Evaluates both the base and fine-tuned DistilGPT2 models on the test dataset for sentiment prediction. It's crucial for quantitatively demonstrating the performance improvement achieved through fine-tuning, highlighting how the fine-tuned model becomes specifically adept at the sentiment analysis task. 

In [16]:
# Evaluate distilGPT2 models
import time
print("\n--- Evaluating distilGPT2 Models ---")

print("Predicting with base distilGPT2 model...")
start = time.time()
y_pred_base = predict_sentiment(base, tokenizer, test_texts, baseline=True)
elapsed_base = time.time() - start
display_prediction_distribution(y_pred_base, name="Base distilGPT2 model")
print(f"Time taken: {elapsed_base:.2f} seconds")

print("\nPredicting with fine-tuned distilGPT2 model...")
start = time.time()
y_pred = predict_sentiment(ft, tokenizer, test_texts, baseline=False)
elapsed_ft = time.time() - start
display_prediction_distribution(y_pred, name="Fine-tuned distilGPT2 model")
print(f"Time taken: {elapsed_ft:.2f} seconds")



--- Evaluating distilGPT2 Models ---
Predicting with base distilGPT2 model...


Predicting sentiment: 100%|██████████| 1066/1066 [00:08<00:00, 121.85it/s]



📊 Prediction Distribution for Base distilGPT2 model:
Unknown (value=-1): 1052 samples (98.7%)
Negative (value=0): 9 samples (0.8%)
Positive (value=1): 5 samples (0.5%)
Time taken: 8.75 seconds

Predicting with fine-tuned distilGPT2 model...


Predicting sentiment: 100%|██████████| 1066/1066 [00:09<00:00, 107.29it/s]


📊 Prediction Distribution for Fine-tuned distilGPT2 model:
Negative (value=0): 622 samples (58.3%)
Positive (value=1): 444 samples (41.7%)
Time taken: 9.94 seconds





**Analysis**

* Fine-tuned model successfully classifies nearly all reviews with an appropriate postive or negative sentiment, in stark contrast to the base model which classified 98.7% of reviews as "Unknown".
* Fine-tuning effectively transformed a general-purpose language model into a task-specific sentiment classifier.

In [17]:
# Calculate distilGPT2 metrics for fine-tuned model


acc = accuracy_score(test_labels, y_pred)
precision, recall, f1, _ = precision_recall_fscore_support(test_labels, y_pred, average="binary")
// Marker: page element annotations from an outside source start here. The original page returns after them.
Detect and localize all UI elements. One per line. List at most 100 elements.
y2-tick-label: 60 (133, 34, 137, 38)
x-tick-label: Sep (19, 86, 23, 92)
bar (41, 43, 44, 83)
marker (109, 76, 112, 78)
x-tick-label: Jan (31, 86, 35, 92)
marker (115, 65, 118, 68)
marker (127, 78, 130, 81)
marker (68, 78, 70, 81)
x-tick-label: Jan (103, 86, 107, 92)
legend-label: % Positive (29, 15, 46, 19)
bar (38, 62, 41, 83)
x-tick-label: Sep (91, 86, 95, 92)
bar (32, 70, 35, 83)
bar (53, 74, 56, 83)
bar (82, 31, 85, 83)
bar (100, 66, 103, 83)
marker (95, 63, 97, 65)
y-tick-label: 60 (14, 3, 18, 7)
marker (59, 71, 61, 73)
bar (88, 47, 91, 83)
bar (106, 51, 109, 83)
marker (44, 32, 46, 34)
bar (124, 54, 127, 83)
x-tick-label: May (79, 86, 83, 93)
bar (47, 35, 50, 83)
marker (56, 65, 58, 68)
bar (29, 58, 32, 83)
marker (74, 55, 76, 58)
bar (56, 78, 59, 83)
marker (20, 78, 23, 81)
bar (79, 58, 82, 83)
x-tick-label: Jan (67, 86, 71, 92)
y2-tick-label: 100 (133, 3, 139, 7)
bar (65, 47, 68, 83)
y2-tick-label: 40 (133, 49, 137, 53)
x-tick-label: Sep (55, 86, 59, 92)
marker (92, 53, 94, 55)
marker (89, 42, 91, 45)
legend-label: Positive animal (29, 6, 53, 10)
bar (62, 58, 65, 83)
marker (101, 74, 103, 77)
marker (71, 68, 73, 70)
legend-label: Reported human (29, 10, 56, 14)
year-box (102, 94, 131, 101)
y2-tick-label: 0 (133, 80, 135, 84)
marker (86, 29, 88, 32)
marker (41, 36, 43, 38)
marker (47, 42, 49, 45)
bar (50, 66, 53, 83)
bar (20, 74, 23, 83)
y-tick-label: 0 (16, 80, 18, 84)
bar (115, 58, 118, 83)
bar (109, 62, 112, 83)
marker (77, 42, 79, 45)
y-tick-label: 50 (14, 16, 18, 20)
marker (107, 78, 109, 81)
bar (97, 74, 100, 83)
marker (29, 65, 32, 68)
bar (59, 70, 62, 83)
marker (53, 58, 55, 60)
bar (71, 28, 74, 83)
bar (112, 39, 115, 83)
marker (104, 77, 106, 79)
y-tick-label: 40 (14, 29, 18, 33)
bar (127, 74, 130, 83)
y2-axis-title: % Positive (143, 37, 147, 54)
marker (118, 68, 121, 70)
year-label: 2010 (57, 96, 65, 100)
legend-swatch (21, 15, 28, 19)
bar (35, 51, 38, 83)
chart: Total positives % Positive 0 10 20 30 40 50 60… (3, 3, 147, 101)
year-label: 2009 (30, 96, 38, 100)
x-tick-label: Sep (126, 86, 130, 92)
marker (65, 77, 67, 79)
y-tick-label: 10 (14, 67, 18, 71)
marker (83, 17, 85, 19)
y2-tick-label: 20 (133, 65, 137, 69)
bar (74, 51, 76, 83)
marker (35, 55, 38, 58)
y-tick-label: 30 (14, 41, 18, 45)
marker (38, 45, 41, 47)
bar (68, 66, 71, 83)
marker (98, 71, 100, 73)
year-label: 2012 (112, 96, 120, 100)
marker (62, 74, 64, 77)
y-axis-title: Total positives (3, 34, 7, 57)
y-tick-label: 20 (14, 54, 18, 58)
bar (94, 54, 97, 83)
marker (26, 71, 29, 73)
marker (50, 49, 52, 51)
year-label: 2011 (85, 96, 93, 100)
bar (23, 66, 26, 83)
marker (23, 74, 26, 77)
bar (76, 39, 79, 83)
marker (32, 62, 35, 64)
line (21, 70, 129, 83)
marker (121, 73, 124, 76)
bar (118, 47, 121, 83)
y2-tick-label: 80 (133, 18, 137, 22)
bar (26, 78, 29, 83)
print("\nFine-tuned distilGPT2:")
print(f"Accuracy: {acc:.4f}")
print(f"Precision: {precision:.4f}")
print(f"Recall: {recall:.4f}")
print(f"F1 Score: {f1:.4f}")


Fine-tuned distilGPT2:
Accuracy: 0.7570
Precision: 0.8086
Recall: 0.6735
F1 Score: 0.7349


**Key Takeways**
*  Fine-tuned DistilGPT2 model achieved an impressive 75.70% accuracy, with balanced precision (80.86%), recall (67.35%), and a strong F1-score (73.49%).
* Outcome highlights that instruction tuning, especially with techniques like LoRA on smaller models, can be incredibly effective even with minimal resources and consumer-grade hardware.